Journey's big promise is in how it starves you for human connection.

What I'm sure of, though, is how jarring it is to see anything resembling a living creature in Journey. In one part of the beta, I came across a kind of red kite that came to life when I approached it. It picked me up for a moment, almost playfully, before swooping away and diving into the sand. It emerged a little farther away, swimming through the sand as naturally and elegantly as a dolphin through water. It seemed to be beckoning me to follow. So I did.

It ushered me over dune after dune, and I slid down each one, racing along to catch up. Finally, we arrived at another set of ruins, where I gave life to four smaller kites. One picked me up as the rest circled, then we all took off on our next adventure. I wasn't alone anymore, and it felt invigorating. They led me to a white upgrade orb, then we kept moving, the music picking up and getting a lively bounce. But the ground rumbled for a moment, and my new friends rushed ahead.
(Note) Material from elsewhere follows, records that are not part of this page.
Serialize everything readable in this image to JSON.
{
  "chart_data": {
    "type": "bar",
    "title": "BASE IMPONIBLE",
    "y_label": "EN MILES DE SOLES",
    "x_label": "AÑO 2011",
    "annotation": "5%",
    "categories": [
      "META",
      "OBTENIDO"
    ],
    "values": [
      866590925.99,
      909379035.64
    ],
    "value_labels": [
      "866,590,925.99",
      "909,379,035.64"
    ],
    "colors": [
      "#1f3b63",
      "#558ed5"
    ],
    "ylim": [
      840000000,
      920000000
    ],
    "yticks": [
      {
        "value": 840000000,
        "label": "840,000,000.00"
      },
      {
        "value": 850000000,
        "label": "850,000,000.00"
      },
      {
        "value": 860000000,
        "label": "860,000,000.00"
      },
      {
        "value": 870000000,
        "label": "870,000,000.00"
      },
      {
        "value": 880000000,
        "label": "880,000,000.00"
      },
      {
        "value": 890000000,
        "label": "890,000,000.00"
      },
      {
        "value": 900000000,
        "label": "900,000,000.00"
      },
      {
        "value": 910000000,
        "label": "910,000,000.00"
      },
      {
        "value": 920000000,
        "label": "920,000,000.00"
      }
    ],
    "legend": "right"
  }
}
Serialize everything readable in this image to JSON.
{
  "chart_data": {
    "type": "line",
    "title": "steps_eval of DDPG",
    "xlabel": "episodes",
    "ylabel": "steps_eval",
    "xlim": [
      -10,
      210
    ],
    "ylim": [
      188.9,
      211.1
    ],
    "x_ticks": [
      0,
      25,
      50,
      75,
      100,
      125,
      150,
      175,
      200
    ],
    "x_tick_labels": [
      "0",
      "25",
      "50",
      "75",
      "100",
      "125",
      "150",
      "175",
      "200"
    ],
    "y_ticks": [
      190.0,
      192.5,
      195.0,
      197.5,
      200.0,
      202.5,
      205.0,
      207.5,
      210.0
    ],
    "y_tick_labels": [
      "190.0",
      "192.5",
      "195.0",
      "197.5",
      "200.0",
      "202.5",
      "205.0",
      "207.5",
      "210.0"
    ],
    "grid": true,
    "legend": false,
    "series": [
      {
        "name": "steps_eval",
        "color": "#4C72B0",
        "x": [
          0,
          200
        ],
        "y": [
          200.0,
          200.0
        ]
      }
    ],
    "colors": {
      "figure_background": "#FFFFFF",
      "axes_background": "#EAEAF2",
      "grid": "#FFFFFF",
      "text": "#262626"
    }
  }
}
I panicked, watching them dart over the horizon and out of sight. As I finally reached the top of the dune, I saw little red specks fly upward into a darkening sky, and I knew I was alone again.

This is the part of Journey that intrigues me the most. That it so quickly got me to feel a connection to these odd little kites is extremely promising for the rest of the game. Exploring the cracked, dry ruins of an old civilization and making my way to the glowing mountain looming in the distance were definitely intriguing aspects in this short beta, but my relationship with the pieces of the world still retaining a spark of life was far more compelling.

Journey is scheduled to release later this year for the PlayStation 3.